1. Specify the components of the deformation tensor (matrix) F and use it to compute strain tensor E. The tensor F is the mapping matrix. We can use it to compute the deformed location of points that we identify in the undeformed configuration (e.g., the vertices of the initial square of material).

2. Develop code to plot both the undeformed square and the deformed version of it. Establish the vertices of the square with the points (0,0), (1,0), (0,1), and (1,1).

Compute the deformed positions of those points using F.

3. Compute the angle for the principal directions along with the principal values of strain. Develop code to plot the undeformed and deformed square defined in the coordinate system associated with the principal directions (i.e., take the initial square to have its sides along those directions and map the vertices to find the deformed body.

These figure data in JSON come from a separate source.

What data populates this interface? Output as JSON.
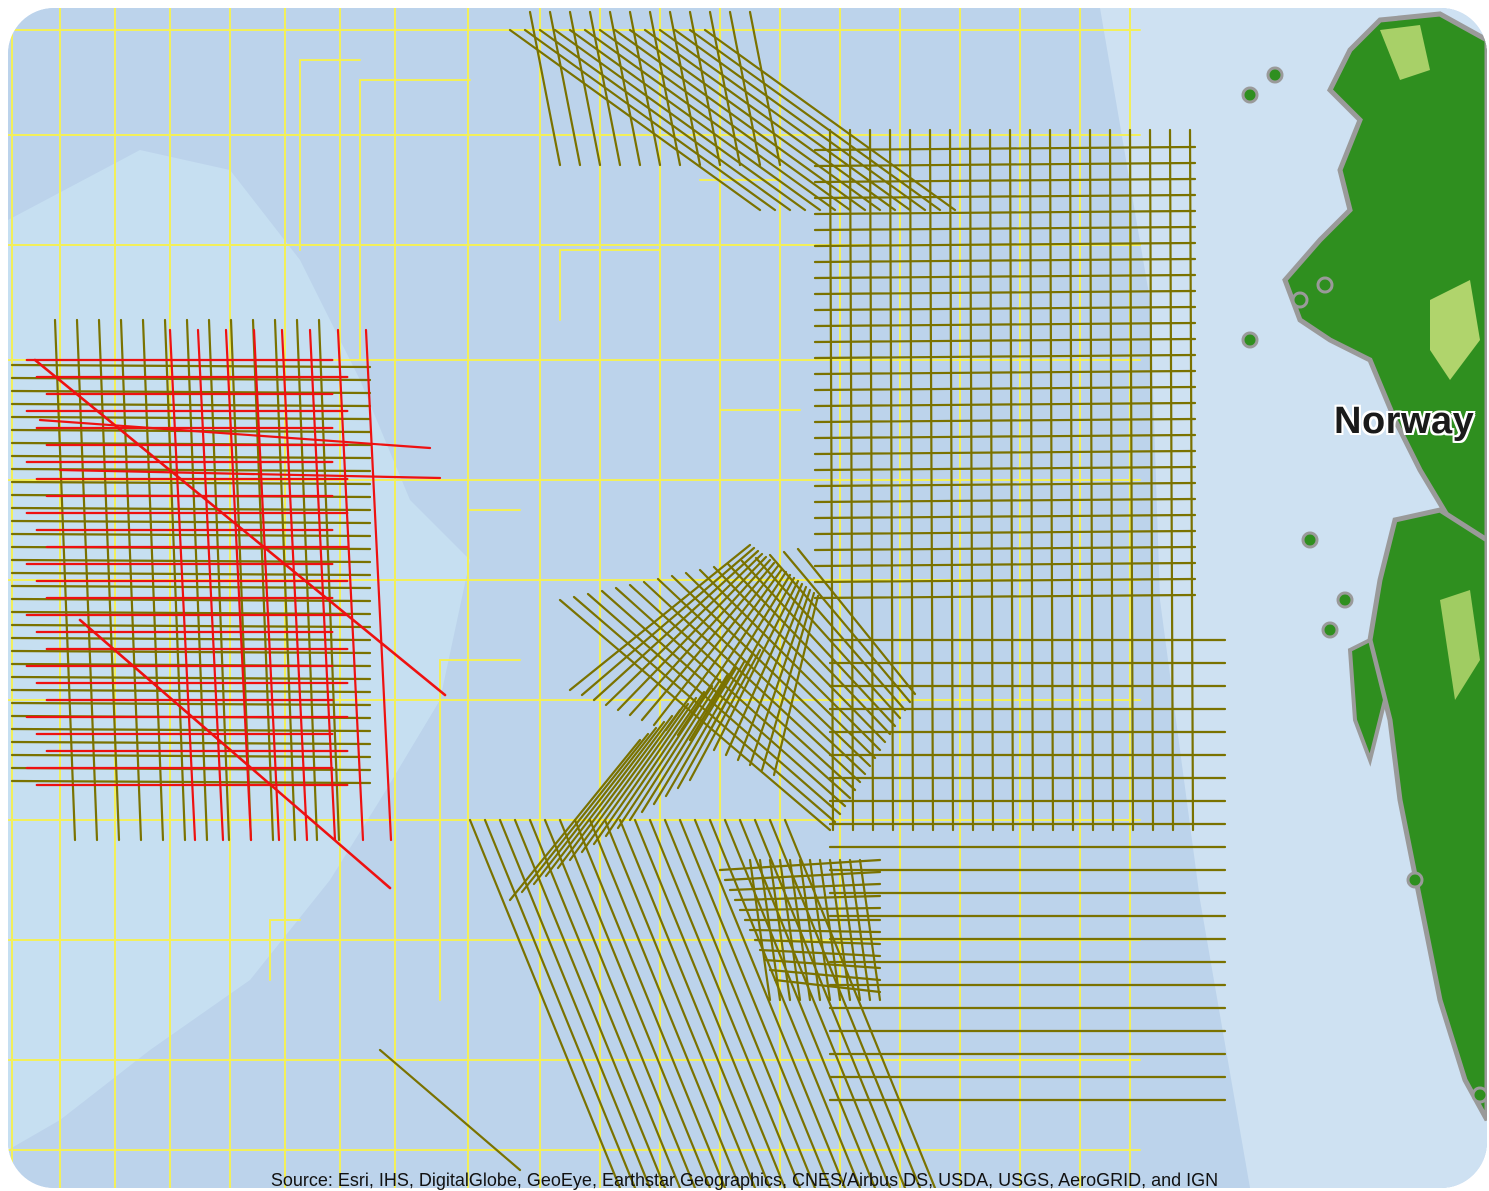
{
  "map": {
    "country_label": "Norway",
    "attribution": "Source: Esri, IHS, DigitalGlobe, GeoEye, Earthstar Geographics, CNES/Airbus DS, USDA, USGS, AeroGRID, and IGN"
  },
  "colors": {
    "ocean": "#bcd3eb",
    "shallow_water": "#c6e0f2",
    "license_boundary": "#f2ef5a",
    "survey_line": "#7a7200",
    "highlighted_survey_line": "#ee1111",
    "land_green": "#2f8f1f",
    "land_light": "#c7e07a",
    "coast_outline": "#9a9a9a"
  },
  "layers": [
    "license-block-boundaries",
    "seismic-survey-lines",
    "highlighted-survey-lines",
    "coastline"
  ]
}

4. Compute the stresses associated with the strains by virtue of Hooke's law for plane strain.

5. Solve the problem of finding principal values using the eigenvalue solver (the "eig" command) in MATLAB. Output the principal values of stress, the maximum shear stress, and plot Mohr's circle for the stress state. Do the same for the strain.

6. Examine the implications of different states of strain. For example:

a. What happens in a state of uniform dilatation (elongation without shearing)?

b. Verify that pure shear has principal directions at 45 degrees from the original orientation of the block.

c. Show that the principal directions for stress and strain are the same. Is this due to the nature of Hooke's Law? Do you expect it to be true for all material models?

d. Explore any other feature of the problem that you find interesting.

e. Extend the code to do three dimensional states of strain for an extra nice project. Note that this step is not required but you are encouraged to do it to earn top marks. The visualization plots (especially the deformed and undeformed cube need to be rendered in 3D).

Write a report documenting your work and the results (in accord with the specification given in the document Guidelines for Doing Computing Projects). Post it to the Critviz website prior to the deadline.

Please consult the document Evaluation of Computing Projects to see how your project will be evaluated to make sure that you can get full marks. Note that there is no peer review process for reports in this course.